Pois bem, caro leitor, falamos dos passageiros do trem, das possibilidades, dos desiludidos, dos esperançosos. Mas não podemos esquecer que nas mesmas estações há chegadas e partidas. Precisamos pensar em como colocar mais passageiros nesse trem, afinal, com tanta tecnologia, esse veículo não é apenas para saudosistas. O que pode haver de atrativo? Como chegar ao destino de forma a competir com um avião? Talvez para esses a resposta seja a carreira.
Policiais, professores, auditores, juízes, médicos, bombeiros. Há carreiras bem estabilizadas, umas mais e outras menos valorizadas, mas que têm em comum a certeza do que se espera quando da inscrição num concurso público. A carreira pode permitir seleção direcionada para os conhecimentos exigidos, valorizar formações afins nos títulos, ter possibilidades reais de crescimento e valorização profissional, além, é claro, da força que qualquer carreira proporciona. Isso tudo passa pelo entendimento de que as compras públicas são vitais para o atendimento de necessidades públicas. Então, já não é hora de valorizar esses profissionais para que eles tenham condições de entregar todo o resultado esperado? Ou é mais fácil sentar-se à beira da janela e ver o trem passar?
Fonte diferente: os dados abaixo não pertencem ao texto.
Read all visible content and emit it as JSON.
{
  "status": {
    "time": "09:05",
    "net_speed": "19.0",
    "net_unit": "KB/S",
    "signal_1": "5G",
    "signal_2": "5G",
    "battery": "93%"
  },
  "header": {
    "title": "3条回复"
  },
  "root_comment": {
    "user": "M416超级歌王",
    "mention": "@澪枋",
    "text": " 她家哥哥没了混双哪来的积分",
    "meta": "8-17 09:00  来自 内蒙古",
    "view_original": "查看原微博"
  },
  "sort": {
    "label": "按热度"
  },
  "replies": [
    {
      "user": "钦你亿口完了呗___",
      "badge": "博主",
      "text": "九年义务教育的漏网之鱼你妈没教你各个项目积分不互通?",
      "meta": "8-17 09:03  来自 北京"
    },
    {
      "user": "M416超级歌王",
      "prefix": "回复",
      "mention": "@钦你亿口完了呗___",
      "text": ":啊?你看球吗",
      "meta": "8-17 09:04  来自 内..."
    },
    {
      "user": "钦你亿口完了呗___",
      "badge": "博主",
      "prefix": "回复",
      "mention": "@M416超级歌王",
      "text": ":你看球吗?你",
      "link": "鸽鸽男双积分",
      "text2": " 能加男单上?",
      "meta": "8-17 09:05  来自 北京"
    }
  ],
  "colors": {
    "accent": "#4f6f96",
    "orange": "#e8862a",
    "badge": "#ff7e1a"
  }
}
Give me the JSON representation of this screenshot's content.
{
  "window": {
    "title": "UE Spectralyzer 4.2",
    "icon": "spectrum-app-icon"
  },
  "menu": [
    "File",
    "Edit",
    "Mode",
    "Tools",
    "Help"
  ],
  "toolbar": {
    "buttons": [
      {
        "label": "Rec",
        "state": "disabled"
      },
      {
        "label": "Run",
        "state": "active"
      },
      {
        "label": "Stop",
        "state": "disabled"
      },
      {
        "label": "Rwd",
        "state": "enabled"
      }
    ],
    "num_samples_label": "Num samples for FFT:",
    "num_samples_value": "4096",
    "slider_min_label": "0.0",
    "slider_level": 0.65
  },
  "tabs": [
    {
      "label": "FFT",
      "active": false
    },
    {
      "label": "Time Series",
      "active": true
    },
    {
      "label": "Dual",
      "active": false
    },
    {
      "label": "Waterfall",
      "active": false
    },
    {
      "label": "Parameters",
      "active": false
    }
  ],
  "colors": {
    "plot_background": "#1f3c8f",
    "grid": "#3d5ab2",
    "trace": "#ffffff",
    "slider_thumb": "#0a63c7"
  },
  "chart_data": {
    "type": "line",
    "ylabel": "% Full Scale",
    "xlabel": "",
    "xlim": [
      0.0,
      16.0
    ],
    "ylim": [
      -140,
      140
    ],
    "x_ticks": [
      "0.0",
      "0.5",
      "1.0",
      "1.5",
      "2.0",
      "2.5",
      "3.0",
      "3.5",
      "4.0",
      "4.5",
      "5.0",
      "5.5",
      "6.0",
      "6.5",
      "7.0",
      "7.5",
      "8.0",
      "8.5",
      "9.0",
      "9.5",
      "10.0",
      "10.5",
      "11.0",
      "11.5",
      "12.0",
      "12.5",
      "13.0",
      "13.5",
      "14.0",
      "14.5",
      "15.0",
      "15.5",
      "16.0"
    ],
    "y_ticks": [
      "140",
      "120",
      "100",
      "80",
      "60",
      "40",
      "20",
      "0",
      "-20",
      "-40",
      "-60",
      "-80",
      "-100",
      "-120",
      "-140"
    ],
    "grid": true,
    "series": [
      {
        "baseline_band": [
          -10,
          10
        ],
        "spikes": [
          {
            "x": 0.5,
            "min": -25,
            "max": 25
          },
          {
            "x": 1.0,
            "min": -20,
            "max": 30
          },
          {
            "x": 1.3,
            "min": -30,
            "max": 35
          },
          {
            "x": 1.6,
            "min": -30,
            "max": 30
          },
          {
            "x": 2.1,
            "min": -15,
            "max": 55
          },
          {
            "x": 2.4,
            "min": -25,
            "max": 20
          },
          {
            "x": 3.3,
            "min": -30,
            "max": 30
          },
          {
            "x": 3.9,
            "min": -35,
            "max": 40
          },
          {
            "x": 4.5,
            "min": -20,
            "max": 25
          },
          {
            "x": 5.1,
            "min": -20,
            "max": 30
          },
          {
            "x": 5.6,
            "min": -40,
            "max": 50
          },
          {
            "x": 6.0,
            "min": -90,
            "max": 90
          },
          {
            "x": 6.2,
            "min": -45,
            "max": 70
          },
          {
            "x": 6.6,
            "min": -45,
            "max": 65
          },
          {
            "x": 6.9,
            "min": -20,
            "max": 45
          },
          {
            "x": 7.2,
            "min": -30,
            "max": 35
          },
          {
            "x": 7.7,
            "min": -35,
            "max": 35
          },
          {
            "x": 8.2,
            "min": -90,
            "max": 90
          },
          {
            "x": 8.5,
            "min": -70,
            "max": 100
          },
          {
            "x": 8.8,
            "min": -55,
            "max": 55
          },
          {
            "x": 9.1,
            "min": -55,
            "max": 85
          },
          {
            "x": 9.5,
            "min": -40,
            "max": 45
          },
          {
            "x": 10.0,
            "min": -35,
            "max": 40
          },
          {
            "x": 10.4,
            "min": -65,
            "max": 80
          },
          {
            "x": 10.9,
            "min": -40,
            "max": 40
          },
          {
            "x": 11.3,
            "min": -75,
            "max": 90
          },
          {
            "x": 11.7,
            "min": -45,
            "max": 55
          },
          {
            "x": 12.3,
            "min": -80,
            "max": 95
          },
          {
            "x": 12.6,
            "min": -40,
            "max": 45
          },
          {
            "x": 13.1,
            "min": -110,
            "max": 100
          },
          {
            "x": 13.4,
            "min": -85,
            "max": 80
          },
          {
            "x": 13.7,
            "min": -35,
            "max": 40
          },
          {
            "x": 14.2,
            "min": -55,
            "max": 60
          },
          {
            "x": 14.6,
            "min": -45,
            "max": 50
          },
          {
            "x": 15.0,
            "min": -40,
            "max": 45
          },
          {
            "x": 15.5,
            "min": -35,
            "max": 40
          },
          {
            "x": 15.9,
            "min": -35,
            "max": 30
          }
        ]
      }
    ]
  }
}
Não sabemos se, ao chegar ao fim dessa nossa pequena aventura, conseguimos trazer mais respostas ou provocações. Mas esperamos que tenhamos conseguido trazer um holofote para um tema que há muito carecia. Temos a certeza de que em nenhum outro momento a gestão de pessoas teve tantas possibilidades de desenvolvimento. Ser herói pode ser legal – nos quadrinhos. No dia a dia, o que se espera é ter e dar condições de trabalho, sem precisar pular de um prédio para outro numa teia de aranha. Realidade paralela? Isso não é humano. Acreditamos nisso. Iludidas? Não. Sonhadoras, talvez! Esperançosas? Muito!
“Tudo é uma questão de manter/ A mente quieta/ A espinha ereta/ E o coração tranquilo”, Walter Franco.
Esta nota é de responsabilidade dos respectivos autores e não traduz necessariamente a opinião da República.org nem das instituições às quais os autores estão vinculados.
[1] Exemplo de certificação de compradores utilizada é a Certified International Property Specialist – CIPS. Disponível em: <https://www.cips.org/learn/qualifications/>.
[1] art. 18, § 1º, X – providências a serem adotadas pela Administração previamente à celebração do contrato, inclusive quanto à capacitação de servidores ou de empregados para fiscalização e gestão contratual; art. 169, § 3º, I – quando constatarem simples impropriedade formal, adotarão medidas para o seu saneamento e para a mitigação de riscos de sua nova ocorrência, preferencialmente com o aperfeiçoamento dos controles preventivos e com a capacitação dos agentes públicos responsáveis;
[2] Art. 173. Os tribunais de contas deverão, por meio de suas escolas de contas, promover eventos de capacitação para os servidores efetivos e empregados públicos designados para o desempenho das funções essenciais à execução desta Lei, incluídos cursos presenciais e a distância, redes de aprendizagem, seminários e congressos sobre contratações públicas.